Eu assisti a poucos dias um vídeo de um discurso de Isabel Allende. Ela falava da paixão. “(...) e não é sempre verdade? O coração é o que nos motiva e determina nosso destino”.
Ela começa com a questão: o que é mais verdade que a verdade? E responde: a história. Allende é uma contadora de histórias que não inventa personagens. É uma guerreira apaixonada que questionou o patriarcado e aceitou o desafio de pagar o preço pela sua própria liberdade.
Uma feminista que, como ela mesma aponta, não está fora de moda. E se o termo feminismo assusta, use algo como Vênus, Afrodite...o importante é a paixão que nos leva a lutar por aquilo que acreditamos. Contando histórias de personagens reais, impulsionadas por uma paixão que desafiam a nossa limitada capacidade de entender e compreender o outro, Allende nos apresenta Wangari Maathai, do Quênia, ganhadora do prêmio Nobel, que plantou mais de 30 milhões de árvores com o apoio e dedicação de um número incontável de mulheres, mudando o solo e o clima em muitos lugares da África. Somaly Mam, uma ativista cambojana que luta apaixonadamente contra a prostituição infantil. Quando ela tinha 14 anos, seu avô a vendeu para um bordel e hoje ela pede ajuda ao mundo para que garotinhas estupradas por homens que acreditam que transar com uma virgem menina os cura da AIDS não seja mais a realidade de ninguém.

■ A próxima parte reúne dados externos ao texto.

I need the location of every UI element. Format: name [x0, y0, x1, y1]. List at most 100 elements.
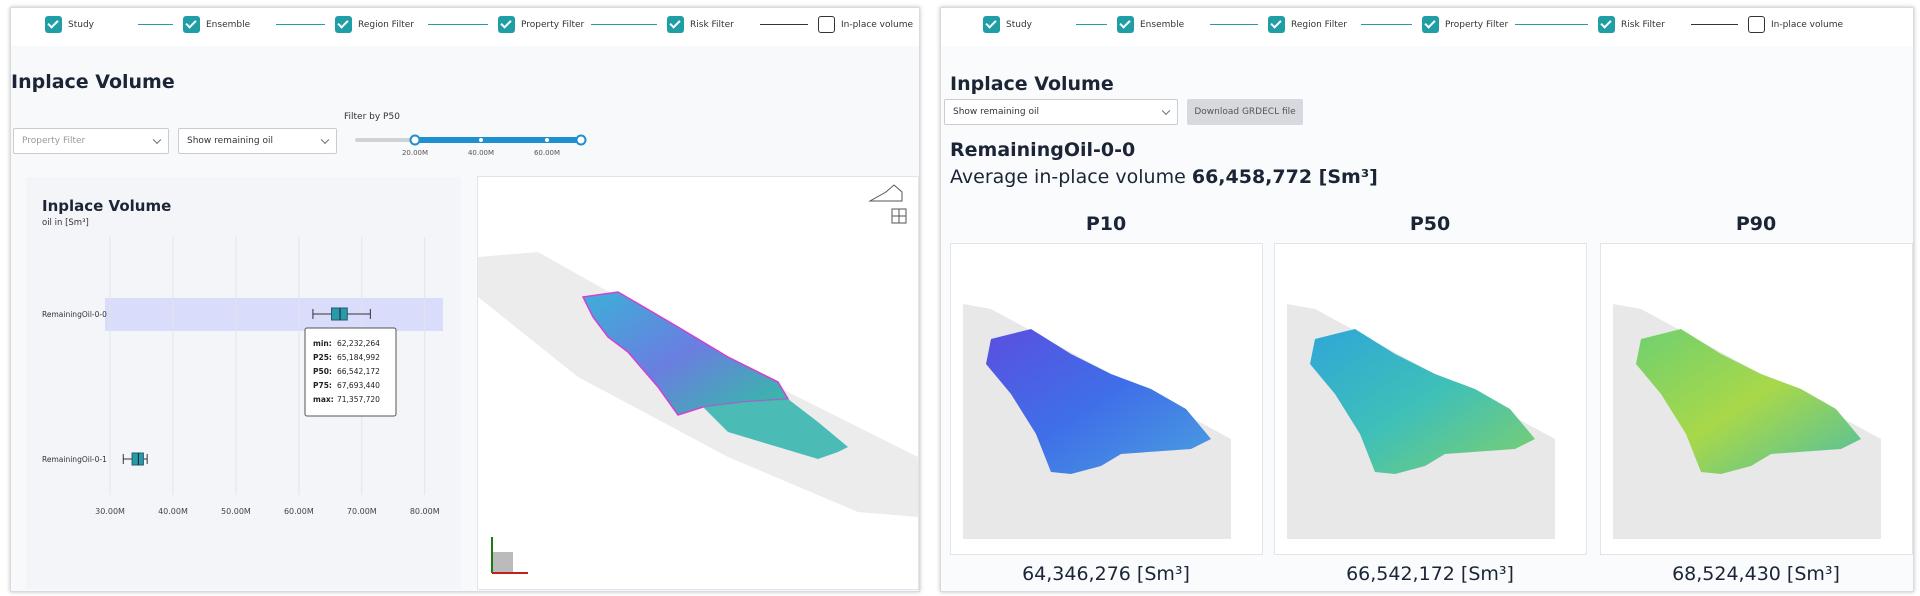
step-check — [1117, 16, 1134, 33]
check-mark — [669, 17, 681, 29]
tooltip-value: 66,542,172 — [337, 367, 380, 376]
box-chart: Inplace Volume oil in [Sm³] 30.00M 40.00M… — [42, 197, 443, 516]
box — [131, 452, 144, 466]
slider-handle[interactable] — [409, 134, 421, 146]
case-label: P50 — [1409, 213, 1451, 235]
grid-button[interactable] — [891, 208, 907, 224]
tooltip-key: P75: — [313, 381, 332, 390]
average-value: 66,458,772 [Sm³] — [1191, 166, 1378, 188]
placeholder: Property Filter — [22, 136, 86, 146]
step-connector — [1691, 24, 1738, 25]
step-label[interactable]: Region Filter — [1291, 20, 1347, 30]
chart-card: Inplace Volume oil in [Sm³] 30.00M 40.00M… — [26, 177, 461, 589]
step-connector — [1076, 24, 1107, 25]
tooltip-key: P25: — [313, 353, 332, 362]
x-tick-label: 50.00M — [221, 507, 251, 516]
stepper: Study Ensemble Region Filter Property Filte… — [941, 8, 1913, 46]
check-mark — [185, 17, 197, 29]
step-check — [335, 16, 352, 33]
3d-scene — [478, 184, 918, 574]
step-check — [1268, 16, 1285, 33]
y-tick-label: RemainingOil-0-1 — [42, 455, 107, 464]
step-label[interactable]: Ensemble — [1140, 20, 1185, 30]
step-connector — [760, 24, 808, 25]
x-tick-label: 30.00M — [95, 507, 125, 516]
step-label[interactable]: Property Filter — [521, 20, 585, 30]
select-value: Show remaining oil — [187, 136, 273, 146]
select-value: Show remaining oil — [953, 107, 1039, 117]
case-label: P90 — [1735, 213, 1777, 235]
map-field — [986, 329, 1211, 474]
step-label[interactable]: In-place volume — [1771, 20, 1844, 30]
step-check — [1598, 16, 1615, 33]
chart-subtitle: oil in [Sm³] — [42, 218, 89, 228]
display-select[interactable]: Show remaining oil — [178, 128, 337, 154]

Relata, com a sensibilidade Allende de ser, uma história de paixão. “O ano é 1998, o lugar é um campo de concentração para refugiados Tutsi no Congo. A propósito, 80% de todos os refugiados e desabrigados no mundo são mulheres e meninas. Podemos chamar esse lugar no congo de campo da morte porque os que não são assassinados morrerão de doenças ou de fome. Os protagonistas dessa história são uma jovem mulher, Rose Mapendo, e seus filhos. Ela está grávida e viúva. Os soldados a forçaram a assistir seu marido ser torturado e morto. De alguma forma ela conseguiu manter suas sete crianças vivas e alguns meses mais tarde ela dá a luz a gêmeos prematuros. Dois pequenos meninos. Ela corta o cordão umbilical com um graveto e o amarra com seu próprio cabelo. Ela dá a seus filhos os nomes dos comandantes do campo para ganhar a benção deles e poder alimentá-los com chá preto, já que o seu leite não pode sustentá-los. Quando os soldados invadem sua cela para estuprar sua filha mais velha, ela agarra sua filha e se recusa a largá-la, mesmo quando eles apontam uma arma para sua cabeça. Milagrosamente a família sobrevive por 16 meses, e então, por extraordinária sorte, e o coração apaixonado de um jovem americano, Sasha Chanoff, que consegue colocá-la em um avião de resgate americano, Rose Mapendo e seus nove filhos pousam no Phoenix, Arizona onde agora vivem e prosperam. Mapendo em suaíli significa grande amor”.
Usar a paixão para ver o outro não é uma dádiva. É uma escolha. Nos preocupamos tanto com nossas pequenas indecisões, problemas cotidianos, com ou sem importância, que deixamos de ver o grande cenário. O todo. O nosso contorno, o nosso mundo. Se trabalhássemos juntas, “ligadas, informadas e educadas”, poderíamos “trazer paz e prosperidade a esse planeta abandonado. Homens controlam o mundo, e vejam a bagunça em que vivemos”. E questiona: Que tipo de mundo nós queremos? Nós queremos um mundo onde a vida é preservada e a qualidade de vida é acessível a todos. “As sociedades mais pobres e atrasadas são sempre aquelas que menosprezam suas mulheres”. E essa é uma verdade que é mais verdade. Não é a sua verdade, nem a minha verdade. É a verdade dos fatos, da história. E “essa verdade óbvia ainda é ignorada pelo governo e também pela filantropia”.
Isabel Allende, um ícone, uma referência literária e Humana, nos pede, nos convida, nos incentiva: “Vamos levantar nossos traseiros, arregaçar nossas mangas e trabalhar apaixonadamente para criar um mundo quase perfeito”.